Sekulerisme ada paham fasludiin anil hayah atau memisahkan agama dari
kehidupan, dalam masalah pernikahan, pengurusan jenazah, ibadah ritual
diserahkan pada individu sedangkan dalam tataran negara ditentukan oleh
rakyat melalui dewan rakyat.
Islam menjadikan kepemimpinan hanya pada satu orang, sedang kekuasaan berada pada umat atau as sulthanil ummah, sedangkan kedaulatan milik Allah as-syiadah lil syara’. Maka pemimpin yang tunggal atau imam ini diangkat berdasarkan mandat(bai’at) rakyat untuk menjalankan syariat Islam. Imam atau khalifah mutlak berjumlah satu, maka jika diangkat dua imam bunuh yang terakhir. Namun akad dalam kepemimpinan ini bukan akad kerja sehingga imam tidak menerimana gaji namun menerima tunjangan, mereka dianggat untuk menjalankan syariat bukan membuat syariat. Maka amat jauh perbedaan antara demokrasi dan sistem Islam.

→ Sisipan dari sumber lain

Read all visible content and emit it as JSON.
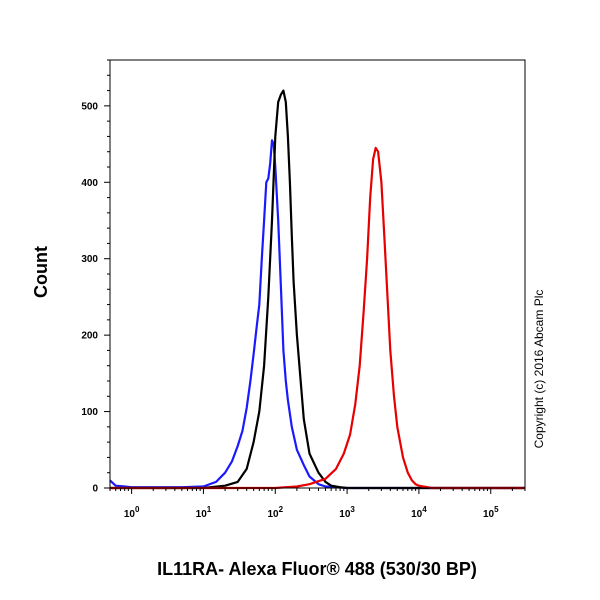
{
  "chart_data": {
    "type": "line",
    "title": "",
    "xlabel": "IL11RA- Alexa Fluor® 488 (530/30 BP)",
    "ylabel": "Count",
    "x_scale": "log",
    "xlim": [
      0.5,
      300000
    ],
    "ylim": [
      0,
      560
    ],
    "x_ticks": [
      {
        "value": 1,
        "base": "10",
        "exp": "0"
      },
      {
        "value": 10,
        "base": "10",
        "exp": "1"
      },
      {
        "value": 100,
        "base": "10",
        "exp": "2"
      },
      {
        "value": 1000,
        "base": "10",
        "exp": "3"
      },
      {
        "value": 10000,
        "base": "10",
        "exp": "4"
      },
      {
        "value": 100000,
        "base": "10",
        "exp": "5"
      }
    ],
    "y_ticks": [
      {
        "value": 0,
        "label": "0"
      },
      {
        "value": 100,
        "label": "100"
      },
      {
        "value": 200,
        "label": "200"
      },
      {
        "value": 300,
        "label": "300"
      },
      {
        "value": 400,
        "label": "400"
      },
      {
        "value": 500,
        "label": "500"
      }
    ],
    "grid": false,
    "legend": "none",
    "annotation": "Copyright (c) 2016 Abcam Plc",
    "series": [
      {
        "color": "#1a1aff",
        "x": [
          0.5,
          0.6,
          0.8,
          1,
          2,
          5,
          10,
          15,
          20,
          25,
          30,
          35,
          40,
          45,
          50,
          55,
          60,
          65,
          70,
          75,
          80,
          85,
          90,
          95,
          100,
          110,
          120,
          130,
          140,
          150,
          170,
          200,
          250,
          300,
          400,
          500,
          1000,
          10000,
          300000
        ],
        "y": [
          10,
          3,
          2,
          1,
          1,
          1,
          2,
          8,
          20,
          35,
          55,
          75,
          105,
          140,
          175,
          210,
          240,
          300,
          350,
          400,
          405,
          425,
          455,
          450,
          420,
          350,
          260,
          180,
          140,
          115,
          80,
          50,
          30,
          15,
          5,
          2,
          0,
          0,
          0
        ]
      },
      {
        "color": "#000000",
        "x": [
          0.5,
          1,
          10,
          20,
          30,
          40,
          50,
          60,
          70,
          80,
          90,
          100,
          110,
          120,
          130,
          140,
          150,
          160,
          170,
          180,
          200,
          250,
          300,
          400,
          500,
          600,
          800,
          1000,
          10000,
          300000
        ],
        "y": [
          0,
          0,
          0,
          3,
          8,
          25,
          60,
          100,
          160,
          250,
          350,
          460,
          505,
          515,
          520,
          505,
          460,
          400,
          330,
          270,
          200,
          90,
          45,
          20,
          8,
          3,
          1,
          0,
          0,
          0
        ]
      },
      {
        "color": "#e60000",
        "x": [
          0.5,
          10,
          100,
          200,
          300,
          500,
          700,
          900,
          1100,
          1300,
          1500,
          1700,
          1900,
          2100,
          2300,
          2500,
          2700,
          3000,
          3300,
          3700,
          4000,
          4500,
          5000,
          6000,
          7000,
          8000,
          9000,
          10000,
          15000,
          300000
        ],
        "y": [
          0,
          0,
          0,
          2,
          5,
          12,
          25,
          45,
          70,
          110,
          160,
          230,
          300,
          380,
          430,
          445,
          440,
          400,
          330,
          240,
          180,
          120,
          80,
          40,
          20,
          10,
          5,
          3,
          0,
          0
        ]
      }
    ]
  }
}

Al-Ikhwan al Muslimin dalam pada tahun 1941 Maktabul-Irsyad mengeluarkan ketetapan yang memperbolehkan orang-orang kredibel dari Al-Ikhwan untuk maju sebagai wakil di dewan legislatif, agar mereka bisa mengangkat suara dakwah dan menyampaikan pernyataan-pernyataan jama'ah. Tiga tahun kemudian juga dikeluarkan ketetapan lain yang memperbolehkan Al-Ikhwan mencalonkan diri dalam kapasitasnya sebagai pribadi dan bukan atas nama Al-Ikhwan. Bahkan Al-Ustadz Al-Banna sendiri pernah mencalonkan dirinya dua kali, yaitu pada tahun 1942 dan pada tahun 1944, hal ini dilakukan berdasarkan dua ketetapan Maktabul-Irsyad di atas.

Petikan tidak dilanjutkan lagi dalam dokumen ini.